Let’s linger for a moment on the final poem, “Pottery/Poetry”—the title of the Russian original in English, because the trick is untranslatable. Here the poetic speaker finds comfort and even refuge in an art where her mastery is less demanding—and where God is not pursuing her with his bloodhounds Dostoevsky, Gogol, and “Blok the Spaniel,” the great male writers of St. Petersburg, pre-Leningrad. Here the translator manages some real tours de force, clipping the words to their shared Po, adding “pale” to what in the Russian is just “fire.” (Nabokov is indeed a certain kind of Petersburg writer and a thought-provoking example of émigré literary eminence.)
The book’s afterwords and commentary offer a conversation between poet and translator, full of quotable passages and striking thoughts about translation. Here Barskova welcomes the changes Mort has brought through translation and comments, “Poetry’s jobs are minor: to comfort a mourner, a lover, for a brief moment. Elegy, one of the earliest forms of poetry, was born as funeral song. As I see it now, the job of consolation is crucial, the job of giving medicine—even if it cannot bring anybody back to life, it can patch the texture of life as it is, make it softer, warmer. Damn it, make it prettier.” Mort is clear about the linguistic and literary politics of her enterprise: “Both English and Russian are imperial languages systematically used to justify violence. This commonality makes the breaking translatable, particularly by a translator like me, for whom Russian is a stepmother tongue, an imposed, colonial language. When I translate your work, I get to break Russian while wearing the gloves of English—I’m an untraceable Belarusian criminal.” She adds: “While Western discourse has serialized and overproduced the narratives of twentieth-century pain, the Russian (and Soviet) discourse has done everything not to allow such an archive to exist.”
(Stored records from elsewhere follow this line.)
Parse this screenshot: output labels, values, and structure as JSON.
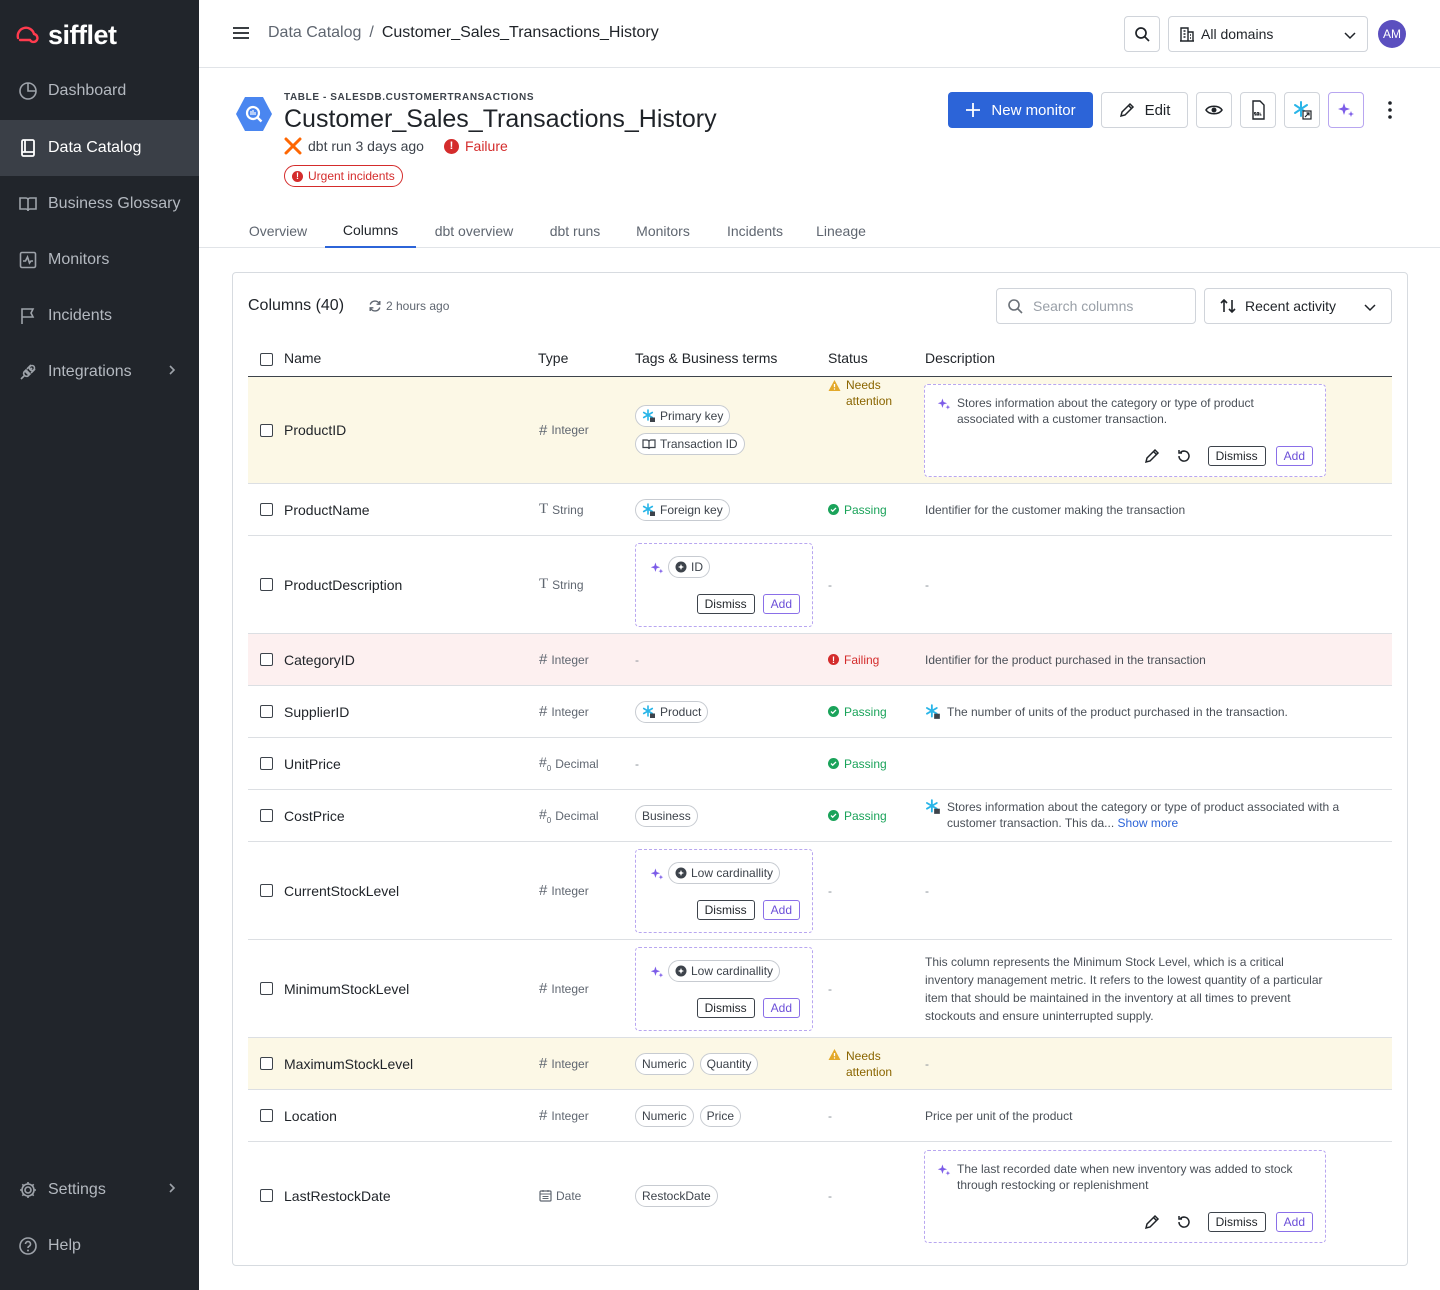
{
  "app": {
    "brand": "sifflet"
  },
  "colors": {
    "primary": "#2c64d8",
    "failure": "#d42c2c",
    "passing": "#1aa35a",
    "warning": "#e3a92b",
    "ai_accent": "#8a6fe8"
  },
  "sidebar": {
    "items": [
      {
        "label": "Dashboard",
        "icon": "dashboard-icon"
      },
      {
        "label": "Data Catalog",
        "icon": "book-icon",
        "active": true
      },
      {
        "label": "Business Glossary",
        "icon": "open-book-icon"
      },
      {
        "label": "Monitors",
        "icon": "pulse-icon"
      },
      {
        "label": "Incidents",
        "icon": "flag-icon"
      },
      {
        "label": "Integrations",
        "icon": "plug-icon"
      }
    ],
    "bottom": [
      {
        "label": "Settings",
        "icon": "gear-icon"
      },
      {
        "label": "Help",
        "icon": "help-icon"
      }
    ]
  },
  "topbar": {
    "breadcrumb_root": "Data Catalog",
    "breadcrumb_sep": "/",
    "breadcrumb_current": "Customer_Sales_Transactions_History",
    "domain": "All domains",
    "avatar": "AM"
  },
  "header": {
    "kicker": "TABLE - SALESDB.CUSTOMERTRANSACTIONS",
    "title": "Customer_Sales_Transactions_History",
    "dbt_run": "dbt run 3 days ago",
    "run_status": "Failure",
    "urgent": "Urgent incidents",
    "new_monitor": "New monitor",
    "edit": "Edit"
  },
  "tabs": [
    "Overview",
    "Columns",
    "dbt overview",
    "dbt runs",
    "Monitors",
    "Incidents",
    "Lineage"
  ],
  "columns_panel": {
    "title": "Columns (40)",
    "refreshed": "2 hours ago",
    "search_placeholder": "Search columns",
    "sort_label": "Recent activity",
    "headers": {
      "name": "Name",
      "type": "Type",
      "tags": "Tags & Business terms",
      "status": "Status",
      "description": "Description"
    },
    "dash": "-",
    "dismiss": "Dismiss",
    "add": "Add",
    "rows": [
      {
        "name": "ProductID",
        "type": "Integer",
        "tags": [
          "Primary key",
          "Transaction ID"
        ],
        "status": "Needs attention",
        "description": "Stores information about the category or type of product associated with a customer transaction."
      },
      {
        "name": "ProductName",
        "type": "String",
        "tags": [
          "Foreign key"
        ],
        "status": "Passing",
        "description": "Identifier for the customer making the transaction"
      },
      {
        "name": "ProductDescription",
        "type": "String",
        "tags": [
          "ID"
        ],
        "status": "-",
        "description": "-"
      },
      {
        "name": "CategoryID",
        "type": "Integer",
        "tags": [
          "-"
        ],
        "status": "Failing",
        "description": "Identifier for the product purchased in the transaction"
      },
      {
        "name": "SupplierID",
        "type": "Integer",
        "tags": [
          "Product"
        ],
        "status": "Passing",
        "description": "The number of units of the product purchased in the transaction."
      },
      {
        "name": "UnitPrice",
        "type": "Decimal",
        "tags": [
          "-"
        ],
        "status": "Passing",
        "description": ""
      },
      {
        "name": "CostPrice",
        "type": "Decimal",
        "tags": [
          "Business"
        ],
        "status": "Passing",
        "description": "Stores information about the category or type of product associated with a customer transaction. This da...",
        "show_more": "Show more"
      },
      {
        "name": "CurrentStockLevel",
        "type": "Integer",
        "tags": [
          "Low cardinallity"
        ],
        "status": "-",
        "description": "-"
      },
      {
        "name": "MinimumStockLevel",
        "type": "Integer",
        "tags": [
          "Low cardinallity"
        ],
        "status": "-",
        "description": "This column represents the Minimum Stock Level, which is a critical inventory management metric. It refers to the lowest quantity of a particular item that should be maintained in the inventory at all times to prevent stockouts and ensure uninterrupted supply."
      },
      {
        "name": "MaximumStockLevel",
        "type": "Integer",
        "tags": [
          "Numeric",
          "Quantity"
        ],
        "status": "Needs attention",
        "description": "-"
      },
      {
        "name": "Location",
        "type": "Integer",
        "tags": [
          "Numeric",
          "Price"
        ],
        "status": "-",
        "description": "Price per unit of the product"
      },
      {
        "name": "LastRestockDate",
        "type": "Date",
        "tags": [
          "RestockDate"
        ],
        "status": "-",
        "description": "The last recorded date when new inventory was added to stock through restocking or replenishment"
      }
    ]
  }
}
In sum, this is a rich, wonderful book. Barskova is an important poet whose work should be on the shelves of every lover of that tradition, with this thoughtful selection of her work. Mort, poet and translator, has such mastery of soundplay that her translations could be instructive for an apprentice poet as well as moving and striking for any anglophone reader. Readers who are themselves translators, especially those working between English and Russian, will encounter many lessons as well.